On the downfall of a science journalist

Francis Sedgemore, Tuesday 31 July 2012 at 11:51 UTC

Jonah Lehrer says “Bye!” (photo: Thos Robinson)

…or the ephemerality of contemporary literary fame.

Celebrity science writer Jonah Lehrer‘s next interview will likely be with a Hollywood Hills jobcentre advisor, having been forced to resign his position as a staff writer with the prestigious New Yorker magazine following revelations that he invented quotes attributed to Bob Dylan.

What is it with these dashing young celebrity writers? They get praised to the rafters, it goes to their heads, they get lazy, and finally the entire edifice constructed by and for them comes tumbling down. And this before they have reached their mid-thirties.

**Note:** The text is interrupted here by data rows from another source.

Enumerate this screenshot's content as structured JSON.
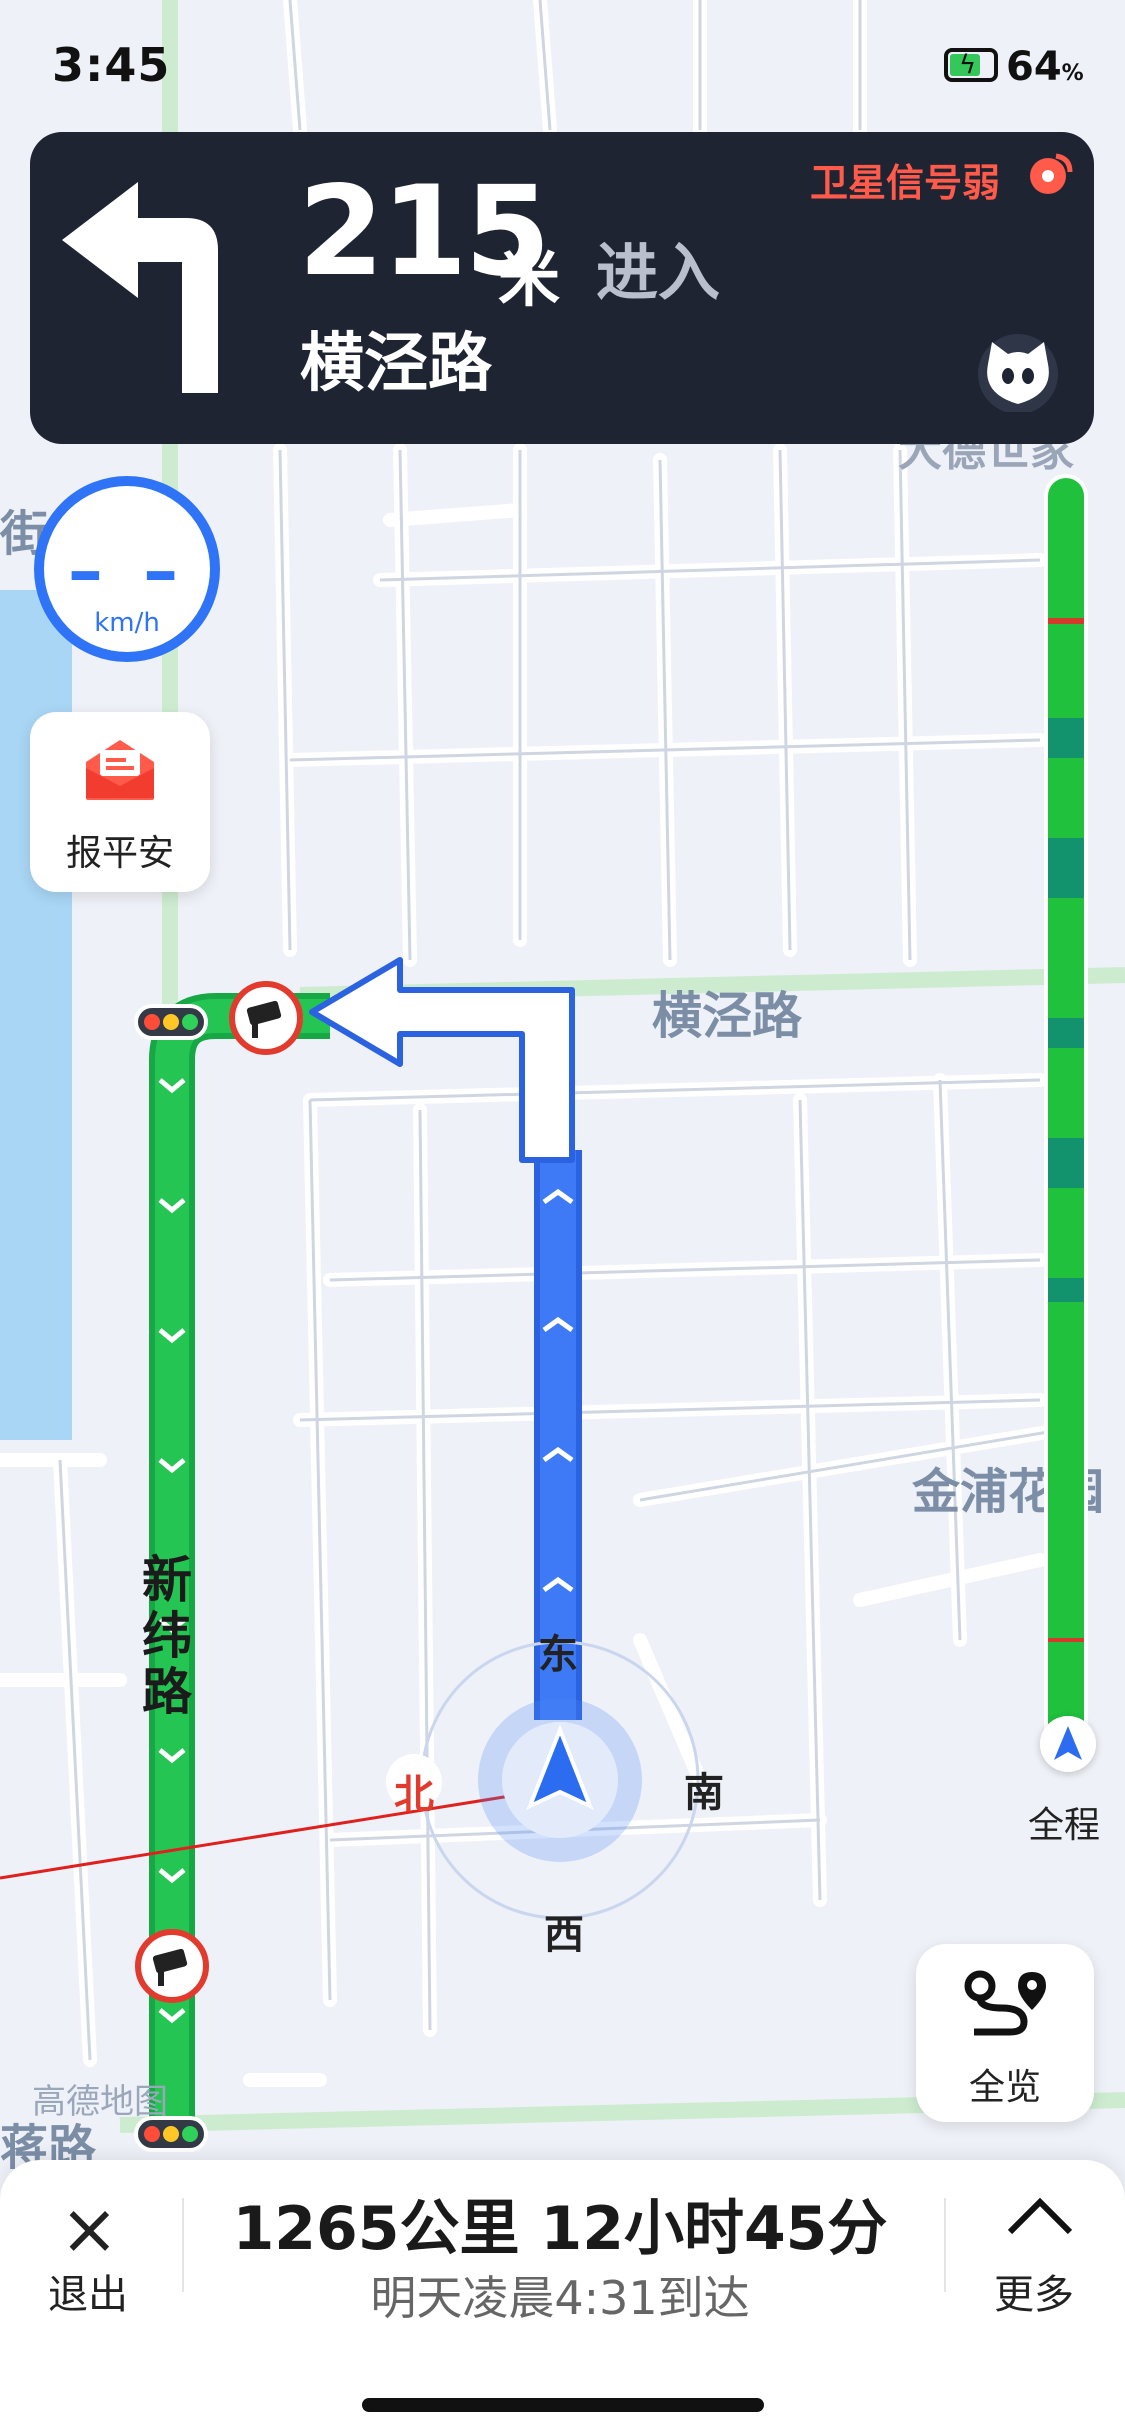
{
  "status_bar": {
    "time": "3:45",
    "battery_percent": "64",
    "battery_unit": "%"
  },
  "nav": {
    "distance": "215",
    "distance_unit": "米",
    "action": "进入",
    "next_road": "横泾路",
    "gps_warning": "卫星信号弱"
  },
  "speed": {
    "value": "– –",
    "unit": "km/h"
  },
  "safe_report": {
    "label": "报平安"
  },
  "map": {
    "road_labels": {
      "hengjing": "横泾路",
      "xinwei": "新纬路",
      "jinpu": "金浦花园",
      "dade": "大德世家",
      "partial_left": "街",
      "partial_bottom": "蒋路"
    },
    "compass": {
      "east": "东",
      "south": "南",
      "west": "西",
      "north": "北"
    },
    "watermark": "高德地图"
  },
  "route_progress": {
    "label": "全程"
  },
  "overview": {
    "label": "全览"
  },
  "bottom": {
    "exit_icon": "×",
    "exit_label": "退出",
    "trip_summary": "1265公里 12小时45分",
    "arrival": "明天凌晨4:31到达",
    "more_label": "更多"
  },
  "colors": {
    "route_blue": "#3e7af5",
    "route_green": "#1fb84a",
    "card_dark": "#1f2433",
    "warning": "#ff5a4a"
  }
}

On this side of the Pond it happened to Johann Hari, unmasked by bloggers on whom he first relied, and then shat upon. And now we have Lehrer, whose undoing is down to some investigative journalism by Michael Moynihan, writing in the Jewish culture magazine Tablet.

I refer to an edifice constructed in part for celebrity writers. In Lehrer’s case we have reviews such as that by Helen Brown, who wrote of Lehrer’s “Proust was a neuroscientist”

“Lehrer is a dazzlingly clever young man whose writing bears witness to both the clarity of his scientific training and the humanity of his literary studies. The Whitmanesque electricity of all the thought and heart he has put into this book fizzes from each sentence.”

With such gushing hyperbole and pre-mortem beatification, the poor boy must have thought he was invincible. Not quite. Unsold copies of Lehrer’s bestselling books are being pulped as I type.